The man who got the ball rolling last fall is Dale Luster of Park Hills and he couldn’t be more excited.
“Me and my family were at the Bonne Terre Family Fun Center,” he said. “They had just opened up their small roller skating rink and I requested to speak to the manager, Michelle Boren. I asked if me and my son could come in either before or after hours with our own hockey goal and shoot the puck around a little bit. I promised we wouldn’t hurt or break anything.
“I could tell she was thinking about it a little bit. She said, ‘Well, you know we thought about doing hockey’ and then she kind of went from there. I told her that I played before and had liked the sport and if she wanted to get something going my wife and I would volunteer our time to coach a team or two. I never knew it would be as big as it is right now, though.”
Since starting in November, the league now has more than 60 kids playing on six teams — three of them for kids ages 7-9 and three teams for the 10-12 age group.
“And that’s after our first season,” Luster said. “Most people didn’t even know about it or hear about it. It’s still very much in its infancy. We put up Facebook posts on local groups and, before the first open skate, my wife and I hoped we’d have enough players to shoot the puck around a little bit and maybe have two teams play here and there very informally. We didn’t expect to have six hockey teams.
“We also have a Learn to Play program where we have several little bitty guys and girls out there who are just starting out walking really. They’ve got skates on and they’re playing hockey, too. It’s really cool.”
According to Luster, for the most part each coach has their own team — but not in every case.
“A few of us coaches coach multiple teams because we had so many players that somebody had to coach them,” he said. “I coach two teams — a 7- to 9-year-old team named the Snipers. The second one I coach is a 10- to 12-year-old team, and that is Team Slash.
“Michelle didn’t want us to turn down anybody — which I love. We’re a very inclusive hockey group. We’re not excluding anybody yet and we want to continue that as much as we can.”
Not only has Boren encouraged a league where every kid can play, but she has also purchased hundreds of dollars of hockey equipment that she loans out or gives away to all the kids who need it to be able to play.
“It’s a pretty expensive sport to get into and so many of the kids are using her gear out there,” Luster said. “If she hadn’t bought the gear, if she hadn’t offered the rink, none of this would have happened.”
Luster also had words of appreciation for his wife, Jamie.

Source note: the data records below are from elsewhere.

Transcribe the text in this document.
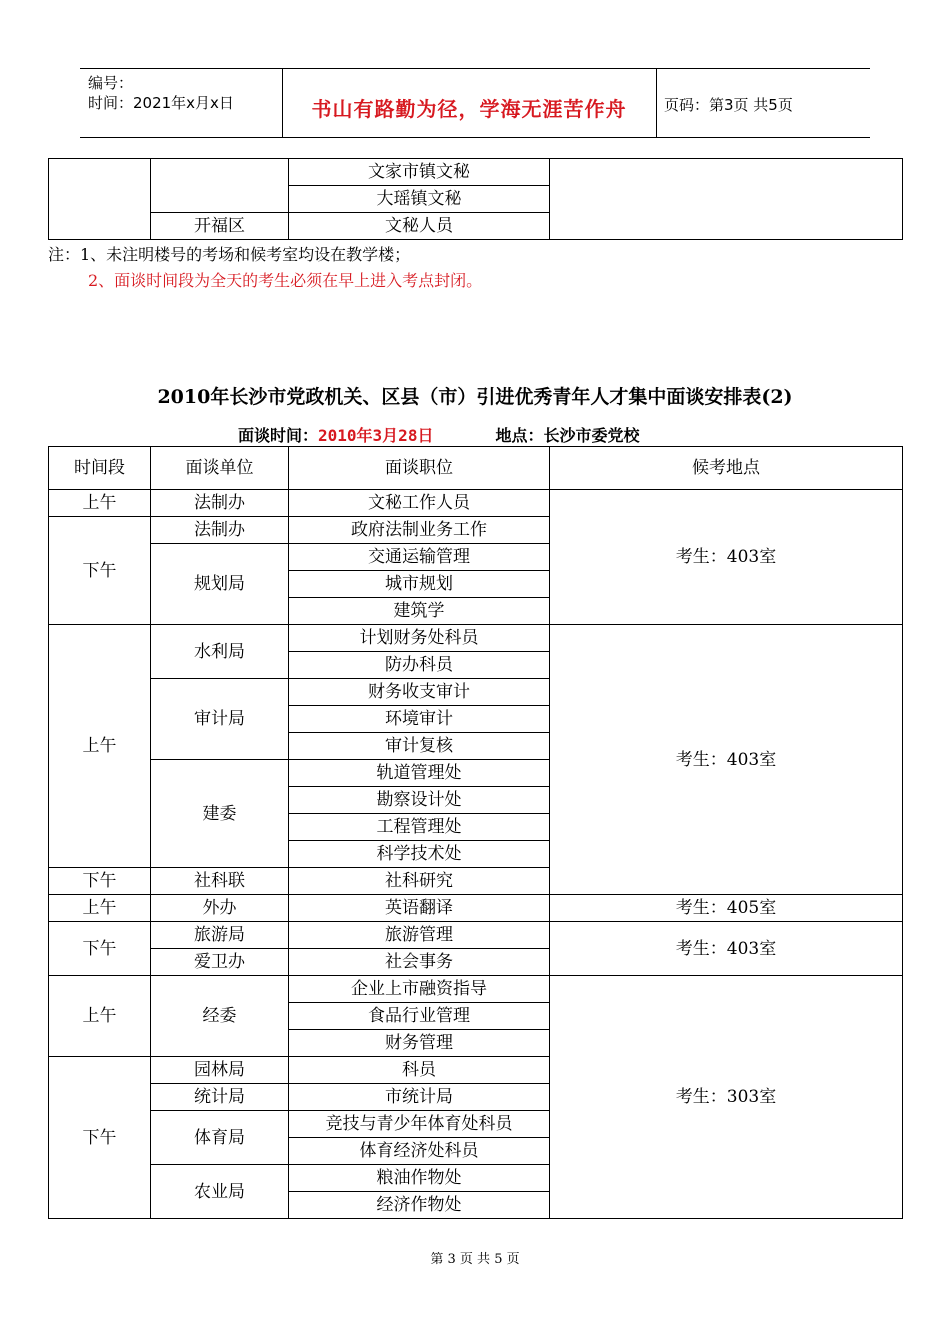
编号：
时间：2021年x月x日	书山有路勤为径，学海无涯苦作舟	页码：第3页 共5页
		文家市镇文秘	
		大瑶镇文秘	
	开福区	文秘人员	
注：1、未注明楼号的考场和候考室均设在教学楼；
2、面谈时间段为全天的考生必须在早上进入考点封闭。
2010年长沙市党政机关、区县（市）引进优秀青年人才集中面谈安排表(2)
面谈时间：2010年3月28日	地点：长沙市委党校
时间段	面谈单位	面谈职位	候考地点
上午	法制办	文秘工作人员	考生：403室
下午	法制办	政府法制业务工作	
	规划局	交通运输管理	
		城市规划	
		建筑学	
上午	水利局	计划财务处科员	考生：403室
		防办科员	
	审计局	财务收支审计	
		环境审计	
		审计复核	
	建委	轨道管理处	
		勘察设计处	
		工程管理处	
		科学技术处	
下午	社科联	社科研究	
上午	外办	英语翻译	考生：405室
下午	旅游局	旅游管理	考生：403室
	爱卫办	社会事务	
上午	经委	企业上市融资指导	考生：303室
		食品行业管理	
		财务管理	
下午	园林局	科员	
	统计局	市统计局	
	体育局	竞技与青少年体育处科员	
		体育经济处科员	
	农业局	粮油作物处	
		经济作物处	
第 3 页 共 5 页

“My wife does so much behind the scenes — it’s crazy,” he said. “We wouldn’t be here without her. We have a Facebook group that’s specific to the hockey league. There are a couple of hundred people on there. My wife is very active in that. She pretty much runs everything that I don’t want to do! It’s the hard, tedious stuff and she does it like a champ.

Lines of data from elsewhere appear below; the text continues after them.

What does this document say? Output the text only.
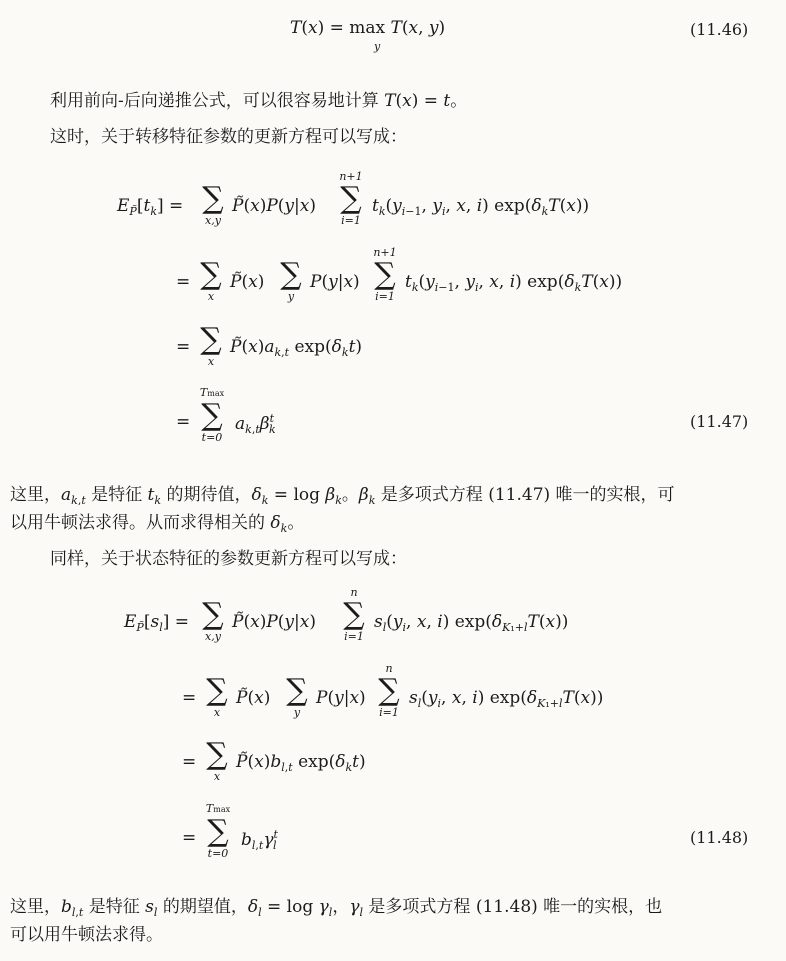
T(x) = max T(x, y)
y
(11.46)
利用前向-后向递推公式，可以很容易地计算 T(x) = t。
这时，关于转移特征参数的更新方程可以写成：
$E_{P̃}[t_k]$ = ∑
x,y
P̃(x)P(y|x)
n+1
∑
i=1
$t_k(y_{i-1}$, $y_i$, x, i) $\exp(\delta_kT(x))$
= ∑
x
P̃(x) ∑
y
P(y|x)
n+1
∑
i=1
$t_k(y_{i-1}$, $y_i$, x, i) $\exp(\delta_kT(x))$
= ∑
x
$P̃(x)a_{k,t}$ $\exp(\delta_kt)$
=
Tmax
∑
t=0
$a_{k,t}\beta^t_k$	(11.47)
这里，$a_{k,t}$ 是特征 $t_k$ 的期待值，$\delta_k = \log \beta_k$。$\beta_k$ 是多项式方程 (11.47) 唯一的实根，可
以用牛顿法求得。从而求得相关的 $\delta_k$。
同样，关于状态特征的参数更新方程可以写成：
$E_{P̃}[s_l]$ = ∑
x,y
P̃(x)P(y|x)
n
∑
i=1
$s_l(y_i$, x, i) $\exp(\delta_{K_1+l}T(x))$
= ∑
x
P̃(x) ∑
y
P(y|x)
n
∑
i=1
$s_l(y_i$, x, i) $\exp(\delta_{K_1+l}T(x))$
= ∑
x
$P̃(x)b_{l,t}$ $\exp(\delta_kt)$
=
Tmax
∑
t=0
$b_{l,t}\gamma^t_l$	(11.48)
这里，$b_{l,t}$ 是特征 $s_l$ 的期望值，$\delta_l = \log \gamma_l$，$\gamma_l$ 是多项式方程 (11.48) 唯一的实根，也
可以用牛顿法求得。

“She assembled the teams pretty much and she quickly brought to my attention that we had so many kids that we didn’t have enough coaches. She asked me, ‘Who’s going to coach?’ I was like, ‘Man, I don’t know.’ I offered it to one fellow and he said, ‘No, I can’t do it. I can’t take on that many guys.’ It’s a full-time job, that’s for sure.”
Luster has been surprised by how quickly non-skaters have picked up the skill in just a few months.
“The thing that amazes me is that most of the kids who played for the season could hardly skate at all at the very beginning of the season,” he said. “Some never even really held a hockey stick.
“When we had our first open skate I thought, ‘My gosh, what have we gotten ourselves into?’ Not many of them had a clue, but you could see they were enjoying it. They were having fun. Come to find out, a couple of those kids who had never even held a hockey stick played in the championship game.
“They wanted to play and they picked up these skills that are very unnatural and ran off with them — or skated off with them. They did a great job. I’m so proud of everybody. I’ve had so many parents come up to me happy, but say, ‘You know, so-and-so wants to play hockey again next season.’
“Me and my wife are saying, ‘Great! That’s awesome! We’ll see them next season.’ They say, ‘Well, we’ve already paid for soccer and football and baseball and basketball.’ They take money and the kids are really good at the sports, but they don’t want to play those sports anymore — they want to play hockey.
“It’s not ice hockey — it’s roller hockey. The rink isn’t regulation size and the nets aren’t regulation size and we have so many things that technically shouldn’t work, but we make it work and everyone loves it. It’s a very unique experience in our area and I wouldn’t change it for the world.”